给定N * N矩阵;我想以螺旋形式打印它,这也是内心深处。
例如
给出一个矩阵
1 2 3 4
5 6 7 8
9 10 11 12
13 14 15 16
我想打印为7 6 10 11 12 8 4 3 2 1 5 9 13 14 15 16
感谢任何帮助。感谢。
编辑 -
这就是我所做的 -
我发现基于N的起始节点是偶数或奇数。 我已经在每个周期中找到了基于行,列索引的遍历关系 - 左= -1,-3,-5 ...... 下= + 1,+ 3,+ 5 ...... 对= + 2,+ 4,+ 6 ...... Up = -2,-4,-6 ......
但现在我正在努力将其整合到代码中。
答案 0 :(得分:0)
您可能希望将矩阵放入二维数组中,如下所示:
int[][] matrix = {{ 1, 2, 3, 4},
{ 5, 6, 7, 8},
{ 9,10,11,12},
{13,14,15,16}};
然后,使用一些循环来创建螺旋算法。典型的方形螺旋算法从一个点开始,然后沿x方向移动,转动90度并沿x方向移动,然后将x递增2,然后重复直到达到外边缘。
你的外环很可能看起来像这样:
for (int i=1; i<matrix.length; i+=2){
...
}
另请注意,程序的移动次数应始终为matrix.length*2-1:因此您的循环也可能如下所示:
for (int i=0; i<matrix.length*2-1; i++){
...
}
答案 1 :(得分:0)
最后我找到了解决方案。请告诉我任何优化的解决方案。你去了 -
"TagIDNum11"}
答案 2 :(得分:0)
一般的想法是将其视为棋盘格,其中所有正方形都涂成白色 首先,将黑板上的方块画在方块中间。 你对左边的广场做同样的事 从那里,你需要知道你是否继续向左画画,或者你是否向下画画。如果当前位置的正方形已经涂成黑色,则继续向左。否则,你会失败 要知道方块是否已经涂成黑色,你需要一个面具。
考虑到这一点,这就是我提出的,只使用一个循环。
我试图对代码进行充分的评论,所以看起来可能太长了......无论如何,我认为它仍然可以缩短。
import java.util.*;
public class SpiralMatrix{
public static final int UP = 0;
public static final int LEFT = 1;
public static final int RIGHT = 2;
public static final int DOWN = 3;
public static void main(String []args){
// The input matrix
int[][] matrix= {{1, 2, 3, 4}, {5, 6, 7, 8}, {9, 10, 11, 12}, {13, 14, 15, 16}};
// The input matrix dimension
int matrixLength = matrix.length;
//The number of elemets of the input matrix
int numberOfElements = matrixLength * matrixLength;
// The output is a single dimensional array containing the elements of the input matrix as a spiral
int[] spiralMatrix = new int[numberOfElements] ;
// The matrix mask help to decide which is the next direction or the next element to pick from the input matrix
// All the values of the mask are initialized to zero.

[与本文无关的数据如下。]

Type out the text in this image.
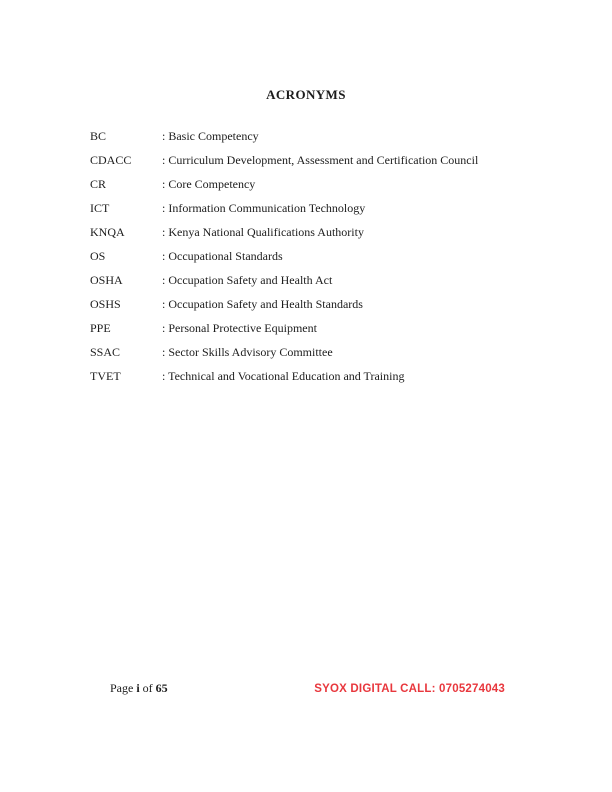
ACRONYMS
BC	: Basic Competency
CDACC	: Curriculum Development, Assessment and Certification Council
CR	: Core Competency
ICT	: Information Communication Technology
KNQA	: Kenya National Qualifications Authority
OS	: Occupational Standards
OSHA	: Occupation Safety and Health Act
OSHS	: Occupation Safety and Health Standards
PPE	: Personal Protective Equipment
SSAC	: Sector Skills Advisory Committee
TVET	: Technical and Vocational Education and Training
Page i of 65	SYOX DIGITAL CALL: 0705274043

int[][] mask = new int[matrixLength][matrixLength];
//The first element of the output(the spiral) is always the middle element of the input matrix
int rowIndex = 0;
int colIndex = 0;
if(matrixLength%2 == 0){
rowIndex = matrix.length/2 - 1;
} else {
rowIndex = matrix.length/2;
}
colIndex = matrix.length/2;
// Each time an element from the input matrix is added to the output spiral, the corresponding element in the mask is set to 1
spiralMatrix[0] = matrix[rowIndex][colIndex];
mask[rowIndex][colIndex] = 1;
// The first direction is always to the left
int nextDirection = LEFT;
// This is a counter to loop through all the elements of the input matrix only one time
int i = 0;
while(i < numberOfElements - 1){
i++;
// Check which direction to go (left, down, right or up)
switch(nextDirection){
case LEFT :
// From the input matrix, take the number at the left of the current position(which is the middle of the input matrix) and add it to the spiral
colIndex -=1;
spiralMatrix[i] = matrix[rowIndex][colIndex];
//Update the mask
mask[rowIndex][colIndex] = 1;
// Decide which direction(or element in the input matrix) to take next.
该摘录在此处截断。